While I can certainly appreciate it, the answer isn't level design; it's too much of a mixed bag. That leaves only (I think; I may be overlooking something else) the lore of these worlds. I already know, but you may not know, dear reader, that this is indubitably my favorite aspect of these games.
In contrast, it is so meticulously crafted and nursed by the developer, that every other facet of these games is left to blush. It's hilarious, too, because it could easily be argued this area of the games didn't need any regard. But FromSoftware did their damnedest to refine something that should have been, historically speaking, aggressively dismissed. Hiding your world within item descriptions? Implied character motivations? Endings without any clear repercussions? Sounds like a train heading straight for "This Reviewer Does Not Think Kindly of the Feature's Narrative" Town. And, I seem to recall, in the case of Demon's Souls, that certainly was the case. But then, fans dug. They uncovered carefully and insanely hidden developments that paved the way for progressive, interactive narrative. I honestly think this might be the best way to tell a game story: nonintrusive, yet begging investigation. Figuring out the games' tales is a game in and of itself. Tales that, by all rights, should have been left to rot.
But, FromSoftware's gamble paid off, on part of what I just realized was a bigger player in this discussion than I had previously realized: the community. It's clear the Souls games were designed with online interaction in mind, in what may be the most redundantly inventive system games have ever had. Considering the environment From was developing in, mad lib note functions became either entirely unhelpful or extremely pointless ("How many notes can we make about boobs, guys?"). It's interesting that notes were their answer for the antiquated systems Souls adopts (I'd assume to mitigate them), as the internet did a much better job. And, I posit, a lot of players needed the internet to progress. Or maybe it was just me; that key bit really confused me.
It makes me wonder: could these games exist two generations ago? Would they work as PS2, PS1 games? Wasn't King's Field a similar deal?
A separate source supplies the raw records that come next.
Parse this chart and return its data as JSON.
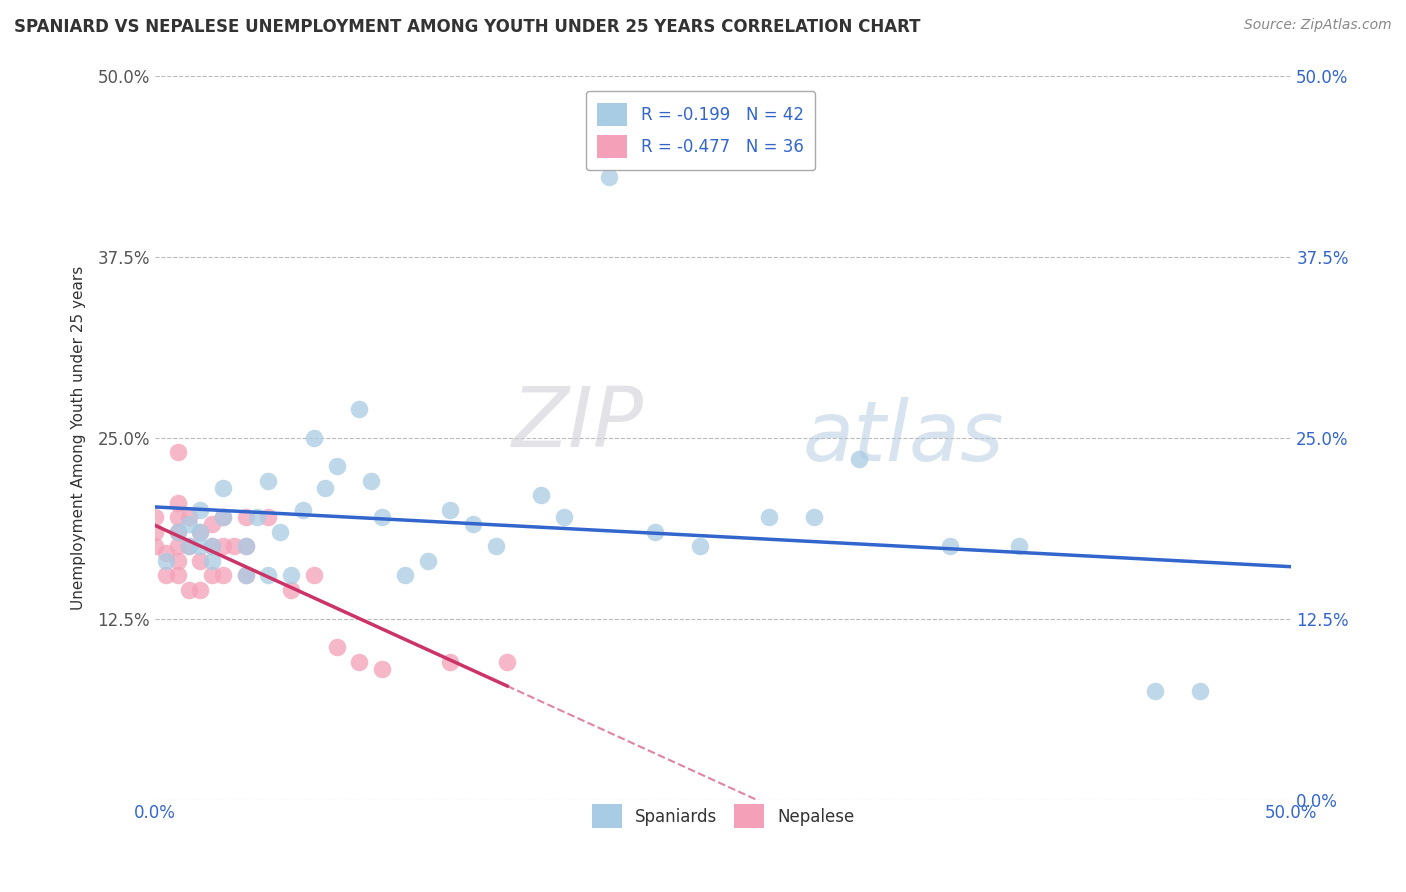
{
  "title": "SPANIARD VS NEPALESE UNEMPLOYMENT AMONG YOUTH UNDER 25 YEARS CORRELATION CHART",
  "source_text": "Source: ZipAtlas.com",
  "ylabel": "Unemployment Among Youth under 25 years",
  "xlim": [
    0.0,
    0.5
  ],
  "ylim": [
    0.0,
    0.5
  ],
  "xtick_vals": [
    0.0,
    0.5
  ],
  "xtick_labels": [
    "0.0%",
    "50.0%"
  ],
  "ytick_vals": [
    0.0,
    0.125,
    0.25,
    0.375,
    0.5
  ],
  "ytick_labels_left": [
    "",
    "12.5%",
    "25.0%",
    "37.5%",
    "50.0%"
  ],
  "ytick_labels_right": [
    "0.0%",
    "12.5%",
    "25.0%",
    "37.5%",
    "50.0%"
  ],
  "legend_line1": "R = -0.199   N = 42",
  "legend_line2": "R = -0.477   N = 36",
  "blue_scatter_color": "#a8cce4",
  "pink_scatter_color": "#f4a0b8",
  "blue_line_color": "#3366cc",
  "pink_line_color": "#cc3366",
  "watermark_zip": "ZIP",
  "watermark_atlas": "atlas",
  "spaniard_x": [
    0.005,
    0.01,
    0.015,
    0.015,
    0.02,
    0.02,
    0.02,
    0.025,
    0.025,
    0.03,
    0.03,
    0.04,
    0.04,
    0.045,
    0.05,
    0.05,
    0.055,
    0.06,
    0.065,
    0.07,
    0.075,
    0.08,
    0.09,
    0.095,
    0.1,
    0.11,
    0.12,
    0.13,
    0.14,
    0.15,
    0.17,
    0.18,
    0.2,
    0.22,
    0.24,
    0.27,
    0.29,
    0.31,
    0.35,
    0.38,
    0.44,
    0.46
  ],
  "spaniard_y": [
    0.165,
    0.185,
    0.175,
    0.19,
    0.175,
    0.185,
    0.2,
    0.165,
    0.175,
    0.195,
    0.215,
    0.155,
    0.175,
    0.195,
    0.155,
    0.22,
    0.185,
    0.155,
    0.2,
    0.25,
    0.215,
    0.23,
    0.27,
    0.22,
    0.195,
    0.155,
    0.165,
    0.2,
    0.19,
    0.175,
    0.21,
    0.195,
    0.43,
    0.185,
    0.175,
    0.195,
    0.195,
    0.235,
    0.175,
    0.175,
    0.075,
    0.075
  ],
  "nepalese_x": [
    0.0,
    0.0,
    0.0,
    0.005,
    0.005,
    0.01,
    0.01,
    0.01,
    0.01,
    0.01,
    0.01,
    0.01,
    0.015,
    0.015,
    0.015,
    0.02,
    0.02,
    0.02,
    0.025,
    0.025,
    0.025,
    0.03,
    0.03,
    0.03,
    0.035,
    0.04,
    0.04,
    0.04,
    0.05,
    0.06,
    0.07,
    0.08,
    0.09,
    0.1,
    0.13,
    0.155
  ],
  "nepalese_y": [
    0.175,
    0.185,
    0.195,
    0.155,
    0.17,
    0.155,
    0.165,
    0.175,
    0.185,
    0.195,
    0.205,
    0.24,
    0.145,
    0.175,
    0.195,
    0.145,
    0.165,
    0.185,
    0.155,
    0.175,
    0.19,
    0.155,
    0.175,
    0.195,
    0.175,
    0.155,
    0.175,
    0.195,
    0.195,
    0.145,
    0.155,
    0.105,
    0.095,
    0.09,
    0.095,
    0.095
  ],
  "background_color": "#ffffff",
  "grid_color": "#bbbbbb",
  "grid_linestyle": "--"
}
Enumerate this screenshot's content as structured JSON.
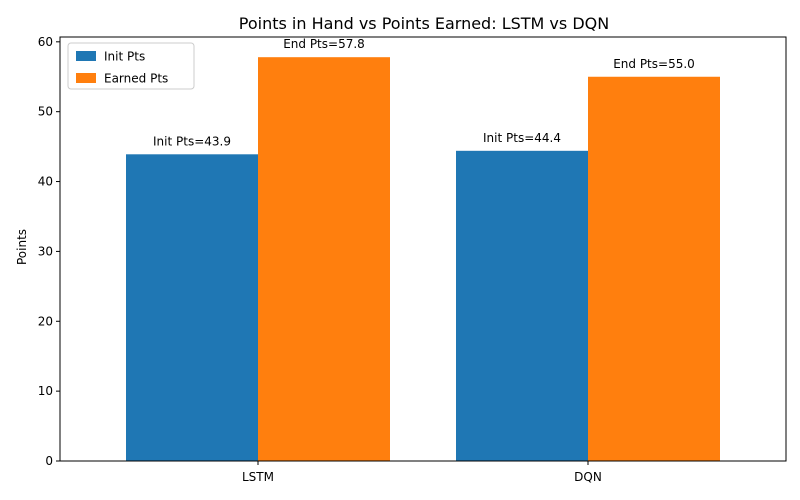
{
  "chart_data": {
    "type": "bar",
    "title": "Points in Hand vs Points Earned: LSTM vs DQN",
    "xlabel": "",
    "ylabel": "Points",
    "categories": [
      "LSTM",
      "DQN"
    ],
    "series": [
      {
        "name": "Init Pts",
        "values": [
          43.9,
          44.4
        ],
        "color": "#1f77b4",
        "data_labels": [
          "Init Pts=43.9",
          "Init Pts=44.4"
        ]
      },
      {
        "name": "Earned Pts",
        "values": [
          57.8,
          55.0
        ],
        "color": "#ff7f0e",
        "data_labels": [
          "End Pts=57.8",
          "End Pts=55.0"
        ]
      }
    ],
    "ylim": [
      0,
      60.69
    ],
    "yticks": [
      0,
      10,
      20,
      30,
      40,
      50,
      60
    ],
    "ytick_labels": [
      "0",
      "10",
      "20",
      "30",
      "40",
      "50",
      "60"
    ],
    "grid": false,
    "legend_position": "upper-left"
  }
}
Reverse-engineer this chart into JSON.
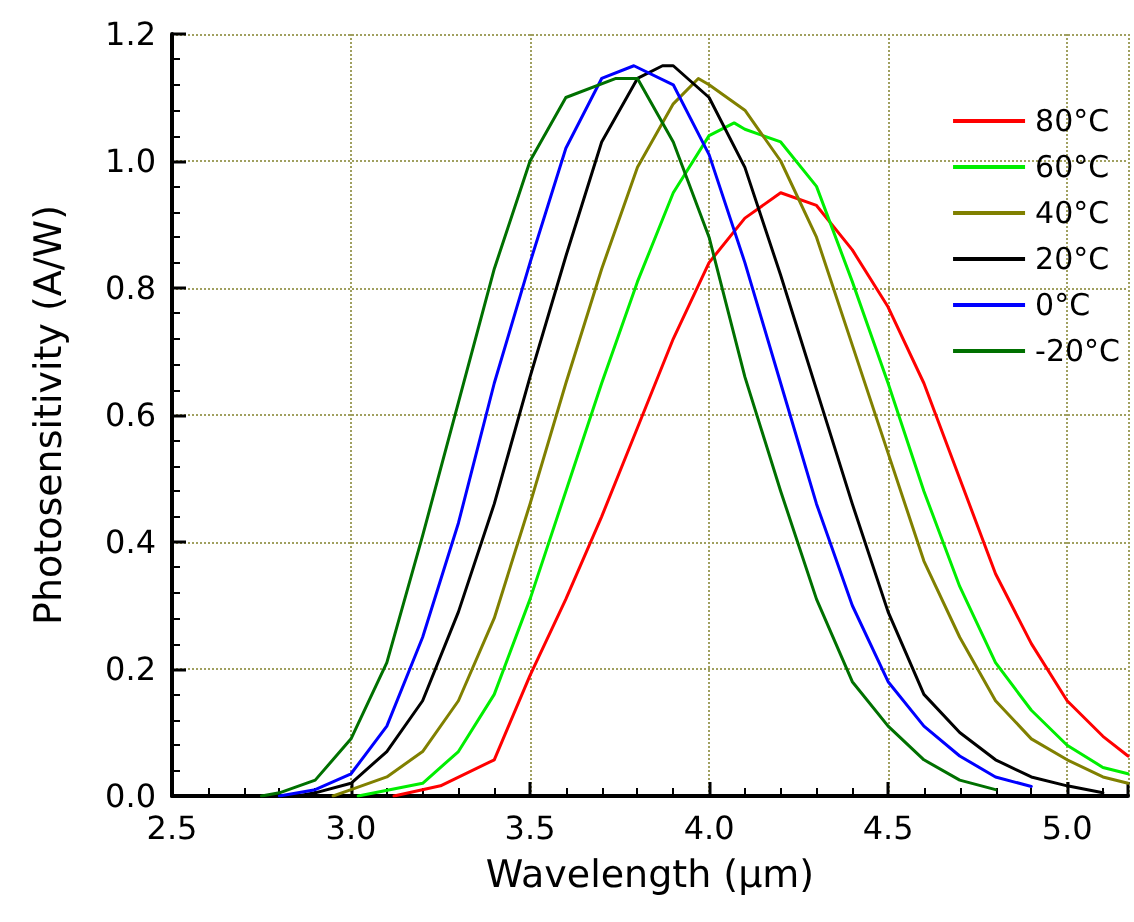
{
  "chart_data": {
    "type": "line",
    "xlabel": "Wavelength (µm)",
    "ylabel": "Photosensitivity (A/W)",
    "xlim": [
      2.5,
      5.17
    ],
    "ylim": [
      0,
      1.2
    ],
    "xticks": [
      2.5,
      {
        "value": 3,
        "label": "3.0"
      },
      3.5,
      {
        "value": 4,
        "label": "4.0"
      },
      4.5,
      {
        "value": 5,
        "label": "5.0"
      }
    ],
    "yticks": [
      {
        "value": 0,
        "label": "0.0"
      },
      0.2,
      0.4,
      0.6,
      0.8,
      {
        "value": 1,
        "label": "1.0"
      },
      1.2
    ],
    "grid": true,
    "legend": "top right",
    "marker": "none",
    "line_style": "solid",
    "series": [
      {
        "name": "80°C",
        "color": "#ff0000",
        "x": [
          3.12,
          3.25,
          3.4,
          3.5,
          3.6,
          3.7,
          3.8,
          3.9,
          4.0,
          4.1,
          4.2,
          4.3,
          4.4,
          4.5,
          4.6,
          4.7,
          4.8,
          4.9,
          5.0,
          5.1,
          5.17
        ],
        "values": [
          0,
          0.016,
          0.057,
          0.19,
          0.31,
          0.44,
          0.58,
          0.72,
          0.84,
          0.91,
          0.95,
          0.93,
          0.86,
          0.77,
          0.65,
          0.5,
          0.35,
          0.24,
          0.15,
          0.094,
          0.063
        ]
      },
      {
        "name": "60°C",
        "color": "#00ee00",
        "x": [
          3.02,
          3.2,
          3.3,
          3.4,
          3.5,
          3.6,
          3.7,
          3.8,
          3.9,
          4.0,
          4.07,
          4.1,
          4.2,
          4.3,
          4.4,
          4.5,
          4.6,
          4.7,
          4.8,
          4.9,
          5.0,
          5.1,
          5.17
        ],
        "values": [
          0,
          0.02,
          0.07,
          0.16,
          0.31,
          0.48,
          0.65,
          0.81,
          0.95,
          1.04,
          1.06,
          1.05,
          1.03,
          0.96,
          0.81,
          0.65,
          0.48,
          0.33,
          0.21,
          0.135,
          0.08,
          0.045,
          0.035
        ]
      },
      {
        "name": "40°C",
        "color": "#808000",
        "x": [
          2.95,
          3.0,
          3.1,
          3.2,
          3.3,
          3.4,
          3.5,
          3.6,
          3.7,
          3.8,
          3.9,
          3.97,
          4.0,
          4.1,
          4.2,
          4.3,
          4.4,
          4.5,
          4.6,
          4.7,
          4.8,
          4.9,
          5.0,
          5.1,
          5.17
        ],
        "values": [
          0,
          0.01,
          0.03,
          0.07,
          0.15,
          0.28,
          0.46,
          0.65,
          0.83,
          0.99,
          1.09,
          1.13,
          1.12,
          1.08,
          1.0,
          0.88,
          0.71,
          0.54,
          0.37,
          0.25,
          0.15,
          0.09,
          0.057,
          0.03,
          0.02
        ]
      },
      {
        "name": "20°C",
        "color": "#000000",
        "x": [
          2.85,
          2.9,
          3.0,
          3.1,
          3.2,
          3.3,
          3.4,
          3.5,
          3.6,
          3.7,
          3.8,
          3.87,
          3.9,
          4.0,
          4.1,
          4.2,
          4.3,
          4.4,
          4.5,
          4.6,
          4.7,
          4.8,
          4.9,
          5.0,
          5.1
        ],
        "values": [
          0,
          0.005,
          0.02,
          0.07,
          0.15,
          0.29,
          0.46,
          0.66,
          0.85,
          1.03,
          1.13,
          1.15,
          1.15,
          1.1,
          0.99,
          0.82,
          0.64,
          0.46,
          0.29,
          0.16,
          0.1,
          0.057,
          0.03,
          0.016,
          0.005
        ]
      },
      {
        "name": "0°C",
        "color": "#0000ff",
        "x": [
          2.8,
          2.9,
          3.0,
          3.1,
          3.2,
          3.3,
          3.4,
          3.5,
          3.6,
          3.7,
          3.79,
          3.9,
          4.0,
          4.1,
          4.2,
          4.3,
          4.4,
          4.5,
          4.6,
          4.7,
          4.8,
          4.9
        ],
        "values": [
          0,
          0.01,
          0.035,
          0.11,
          0.25,
          0.43,
          0.65,
          0.84,
          1.02,
          1.13,
          1.15,
          1.12,
          1.01,
          0.84,
          0.65,
          0.46,
          0.3,
          0.18,
          0.11,
          0.063,
          0.03,
          0.015
        ]
      },
      {
        "name": "-20°C",
        "color": "#007000",
        "x": [
          2.75,
          2.8,
          2.9,
          3.0,
          3.1,
          3.2,
          3.3,
          3.4,
          3.5,
          3.6,
          3.74,
          3.8,
          3.9,
          4.0,
          4.1,
          4.2,
          4.3,
          4.4,
          4.5,
          4.6,
          4.7,
          4.8
        ],
        "values": [
          0,
          0.005,
          0.025,
          0.09,
          0.21,
          0.41,
          0.62,
          0.83,
          1.0,
          1.1,
          1.13,
          1.13,
          1.03,
          0.88,
          0.66,
          0.48,
          0.31,
          0.18,
          0.11,
          0.057,
          0.025,
          0.01
        ]
      }
    ]
  }
}
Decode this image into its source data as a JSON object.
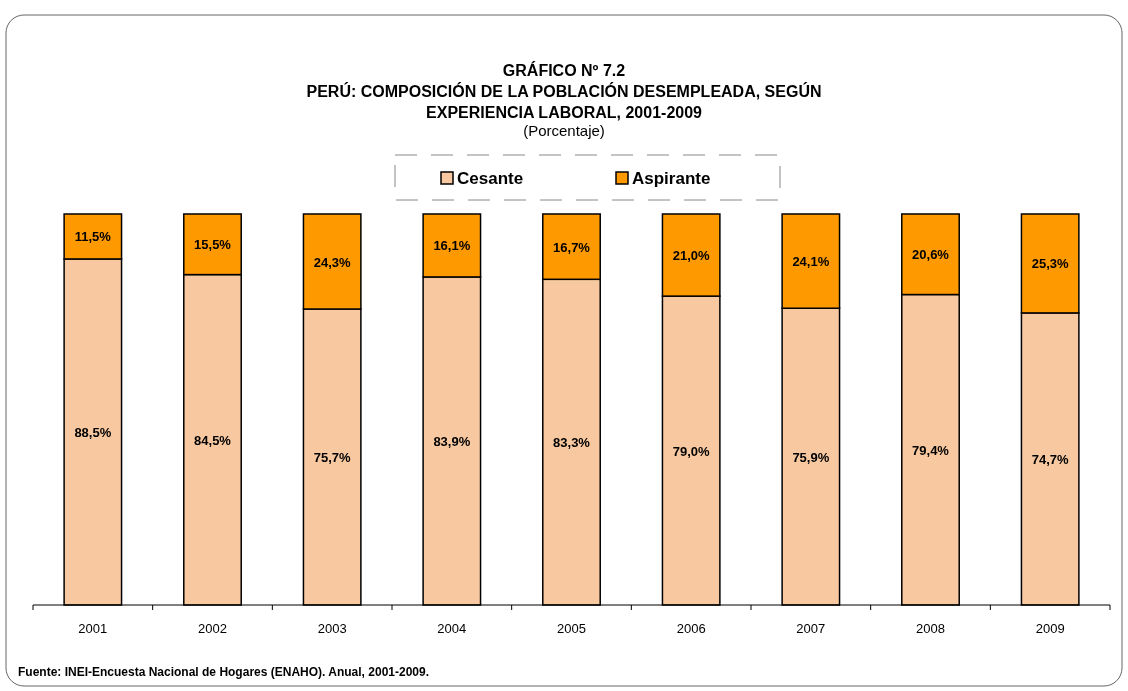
{
  "chart_data": {
    "type": "bar",
    "stacked": true,
    "title": "GRÁFICO Nº 7.2\nPERÚ: COMPOSICIÓN DE LA POBLACIÓN DESEMPLEADA, SEGÚN\nEXPERIENCIA LABORAL, 2001-2009",
    "subtitle": "(Porcentaje)",
    "categories": [
      "2001",
      "2002",
      "2003",
      "2004",
      "2005",
      "2006",
      "2007",
      "2008",
      "2009"
    ],
    "series": [
      {
        "name": "Cesante",
        "color": "#f8c9a0",
        "values": [
          88.5,
          84.5,
          75.7,
          83.9,
          83.3,
          79.0,
          75.9,
          79.4,
          74.7
        ],
        "value_labels": [
          "88,5%",
          "84,5%",
          "75,7%",
          "83,9%",
          "83,3%",
          "79,0%",
          "75,9%",
          "79,4%",
          "74,7%"
        ]
      },
      {
        "name": "Aspirante",
        "color": "#ff9900",
        "values": [
          11.5,
          15.5,
          24.3,
          16.1,
          16.7,
          21.0,
          24.1,
          20.6,
          25.3
        ],
        "value_labels": [
          "11,5%",
          "15,5%",
          "24,3%",
          "16,1%",
          "16,7%",
          "21,0%",
          "24,1%",
          "20,6%",
          "25,3%"
        ]
      }
    ],
    "legend": "top",
    "annotations": [
      "Fuente: INEI-Encuesta Nacional de Hogares (ENAHO). Anual, 2001-2009."
    ]
  }
}
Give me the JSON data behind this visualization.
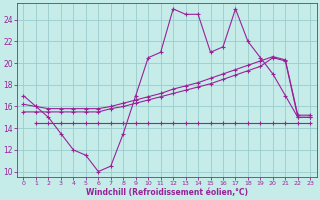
{
  "xlabel": "Windchill (Refroidissement éolien,°C)",
  "xlim": [
    -0.5,
    23.5
  ],
  "ylim": [
    9.5,
    25.5
  ],
  "yticks": [
    10,
    12,
    14,
    16,
    18,
    20,
    22,
    24
  ],
  "xticks": [
    0,
    1,
    2,
    3,
    4,
    5,
    6,
    7,
    8,
    9,
    10,
    11,
    12,
    13,
    14,
    15,
    16,
    17,
    18,
    19,
    20,
    21,
    22,
    23
  ],
  "bg_color": "#c5ece8",
  "line_color": "#992299",
  "grid_color": "#99cccc",
  "line1_x": [
    0,
    1,
    2,
    3,
    4,
    5,
    6,
    7,
    8,
    9,
    10,
    11,
    12,
    13,
    14,
    15,
    16,
    17,
    18,
    19,
    20,
    21,
    22,
    23
  ],
  "line1_y": [
    17.0,
    16.0,
    15.0,
    13.5,
    12.0,
    11.5,
    10.0,
    10.5,
    13.5,
    17.0,
    20.5,
    21.0,
    25.0,
    24.5,
    24.5,
    21.0,
    21.5,
    25.0,
    22.0,
    20.5,
    19.0,
    17.0,
    15.0,
    15.0
  ],
  "line2_x": [
    0,
    1,
    2,
    3,
    4,
    5,
    6,
    7,
    8,
    9,
    10,
    11,
    12,
    13,
    14,
    15,
    16,
    17,
    18,
    19,
    20,
    21,
    22,
    23
  ],
  "line2_y": [
    15.5,
    15.5,
    15.5,
    15.5,
    15.5,
    15.5,
    15.5,
    15.8,
    16.0,
    16.3,
    16.6,
    16.9,
    17.2,
    17.5,
    17.8,
    18.1,
    18.5,
    18.9,
    19.3,
    19.7,
    20.5,
    20.2,
    15.0,
    15.0
  ],
  "line3_x": [
    0,
    1,
    2,
    3,
    4,
    5,
    6,
    7,
    8,
    9,
    10,
    11,
    12,
    13,
    14,
    15,
    16,
    17,
    18,
    19,
    20,
    21,
    22,
    23
  ],
  "line3_y": [
    16.2,
    16.0,
    15.8,
    15.8,
    15.8,
    15.8,
    15.8,
    16.0,
    16.3,
    16.6,
    16.9,
    17.2,
    17.6,
    17.9,
    18.2,
    18.6,
    19.0,
    19.4,
    19.8,
    20.2,
    20.6,
    20.3,
    15.2,
    15.2
  ],
  "line4_x": [
    1,
    2,
    3,
    4,
    5,
    6,
    7,
    8,
    9,
    10,
    11,
    12,
    13,
    14,
    15,
    16,
    17,
    18,
    19,
    20,
    21,
    22,
    23
  ],
  "line4_y": [
    14.5,
    14.5,
    14.5,
    14.5,
    14.5,
    14.5,
    14.5,
    14.5,
    14.5,
    14.5,
    14.5,
    14.5,
    14.5,
    14.5,
    14.5,
    14.5,
    14.5,
    14.5,
    14.5,
    14.5,
    14.5,
    14.5,
    14.5
  ]
}
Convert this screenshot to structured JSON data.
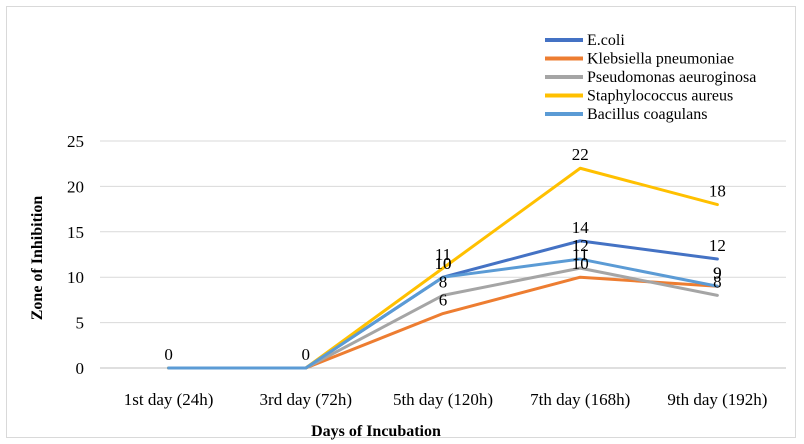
{
  "chart_data": {
    "type": "line",
    "title": "",
    "xlabel": "Days of Incubation",
    "ylabel": "Zone of Inhibition",
    "ylim": [
      0,
      25
    ],
    "yticks": [
      "0",
      "5",
      "10",
      "15",
      "20",
      "25"
    ],
    "categories": [
      "1st day (24h)",
      "3rd day (72h)",
      "5th day (120h)",
      "7th day (168h)",
      "9th day (192h)"
    ],
    "grid": "horizontal",
    "legend": "top-right",
    "series": [
      {
        "name": "E.coli",
        "color": "#4472c4",
        "values": [
          0,
          0,
          10,
          14,
          12
        ],
        "labels": [
          "0",
          "0",
          "10",
          "14",
          "12"
        ]
      },
      {
        "name": "Klebsiella pneumoniae",
        "color": "#ed7d31",
        "values": [
          0,
          0,
          6,
          10,
          9
        ],
        "labels": [
          "",
          "",
          "6",
          "10",
          "9"
        ]
      },
      {
        "name": "Pseudomonas aeuroginosa",
        "color": "#a5a5a5",
        "values": [
          0,
          0,
          8,
          11,
          8
        ],
        "labels": [
          "",
          "",
          "8",
          "11",
          "8"
        ]
      },
      {
        "name": "Staphylococcus aureus",
        "color": "#ffc000",
        "values": [
          0,
          0,
          11,
          22,
          18
        ],
        "labels": [
          "",
          "",
          "11",
          "22",
          "18"
        ]
      },
      {
        "name": "Bacillus coagulans",
        "color": "#5b9bd5",
        "values": [
          0,
          0,
          10,
          12,
          9
        ],
        "labels": [
          "",
          "",
          "10",
          "12",
          "9"
        ]
      }
    ]
  }
}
Was that not condemned to obscurity? That's not a rhetorical question; I honestly don't know. But I hadn't heard of it, 'til Souls made its way into the industry vernacular. Does the communal aspect add so much as to make them completely different beasts? How many games from the past employed similar narrative techniques, only to fade away into indifference? Are these truly the first?
I don't know. And I don't think I'll ever really know what keeps this series in my head. It's probably just the artistic design or overall somber tone; something two dimensional like that. Could just be how much I appreciate the beautifully crafted stories. Maybe it's all the dissonance regarding the games' praises; maybe it's all those negative aspects that keep me coming back. I don't know. This blog won't have a clean conclusion; I'll keep thinking about Souls, and Souls won't be thinking about me.